Police have said Officer Isai Castillo fired his pistol at the man, who was struck at least once. Other officers fired bean-bag rounds and a stun gun at Castro.
Castillo can be heard shouting commands at Castro in Spanish, ordering him to drop the object in his hand. Another officer shouted “drop it” in English several times.
Eugene Iredale, an attorney who is advising the family and the Mexican government, said the killing was unwarranted. Iredale conceded that police might have been justified in firing non-lethal rounds since they were being charged at in the dark.
“What we quarrel with, what we believe was completely illegal and unreasonable, was the use of deadly force,” Iredale said. “This death was a wrongful death.”
Castro is heard repeatedly shouting in Spanish in the background of the 911 call during a violent disturbance that led police to the home where he was living. Castro had been smashing windows and other items in the house, police said.
Castro’s widow, Ana Ojeda, said her husband had experienced psychotic episodes when they lived in Mexico. Police were called in Mexico but they never drew their guns, Ojeda said in Spanish.
The couple married three years ago and have a 20-month-old daughter. They had been living in San Diego for about a year while Castro worked in construction.
“He was an exemplary man in terms of being responsible.
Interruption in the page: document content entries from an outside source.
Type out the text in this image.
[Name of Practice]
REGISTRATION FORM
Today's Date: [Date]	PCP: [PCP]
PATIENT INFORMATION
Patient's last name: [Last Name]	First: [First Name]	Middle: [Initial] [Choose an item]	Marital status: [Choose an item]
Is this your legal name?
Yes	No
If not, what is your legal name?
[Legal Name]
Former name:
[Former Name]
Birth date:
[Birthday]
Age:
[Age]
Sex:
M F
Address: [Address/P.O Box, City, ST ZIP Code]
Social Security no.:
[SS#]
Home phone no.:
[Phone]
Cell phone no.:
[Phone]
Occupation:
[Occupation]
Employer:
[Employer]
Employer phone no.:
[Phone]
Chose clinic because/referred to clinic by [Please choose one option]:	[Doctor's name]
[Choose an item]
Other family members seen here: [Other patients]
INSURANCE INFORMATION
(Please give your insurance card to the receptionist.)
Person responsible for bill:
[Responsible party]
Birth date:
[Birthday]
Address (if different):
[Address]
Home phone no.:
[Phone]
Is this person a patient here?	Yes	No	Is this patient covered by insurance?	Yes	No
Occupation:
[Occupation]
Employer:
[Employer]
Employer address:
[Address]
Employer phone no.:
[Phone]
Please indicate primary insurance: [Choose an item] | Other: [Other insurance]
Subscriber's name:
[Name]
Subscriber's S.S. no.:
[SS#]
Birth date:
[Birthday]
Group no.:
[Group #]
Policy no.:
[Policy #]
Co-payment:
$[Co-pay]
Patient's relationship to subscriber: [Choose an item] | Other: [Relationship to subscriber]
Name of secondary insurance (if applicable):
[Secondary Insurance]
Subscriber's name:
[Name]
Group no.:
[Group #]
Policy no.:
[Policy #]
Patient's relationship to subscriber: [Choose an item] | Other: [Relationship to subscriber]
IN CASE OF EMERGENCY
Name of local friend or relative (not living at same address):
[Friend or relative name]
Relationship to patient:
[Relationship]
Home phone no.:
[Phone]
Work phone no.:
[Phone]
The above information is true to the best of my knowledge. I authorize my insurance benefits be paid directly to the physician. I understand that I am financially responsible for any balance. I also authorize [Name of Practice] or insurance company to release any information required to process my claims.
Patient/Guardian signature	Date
He was a man who smiled, was friendly and helped people. He behaved well toward his friends,” Ojeda said.
Meanwhile San Diego police are also investigating the Oct. 23 shooting death by a Border Patrol agent of David Angel Villalobos-Baldovinos, 30, who lived in Tijuana, Mexico.
The agent was trying to “apprehend a man illegally entering the United States immediately west of” the San Ysidro border crossing in San Diego, the Border Patrol said in a brief statement a day after the shooting.
During the arrest attempt “an altercation ensued” and agent fired his weapon, hitting the man, who died at the scene, the statement said.
Brittany Villalobos, the man’s sister, called for the release of any videos of the fatal encounter.
“David had a huge heart, and he was loved by so many. Why did he have to die?” Brittany Villalobos said in a statement provided by the advocacy group Alliance San Diego.
David Angel Villalobos-Baldovinos was developmentally delayed and had a hard time being separated from his family, the statement said.
He was born in Mexico but spent most of his life in California with his mother and five younger siblings, who are all U.S. citizens, according to the statement.
Police said they were still collecting evidence, including video. The agent’s name has not been released.
This story has been corrected to accurately spell the victim’s last name as Castro, and to show the Mexican official’s last name is Gonzalez Gutierrez, not Gutierrez Gonzalez.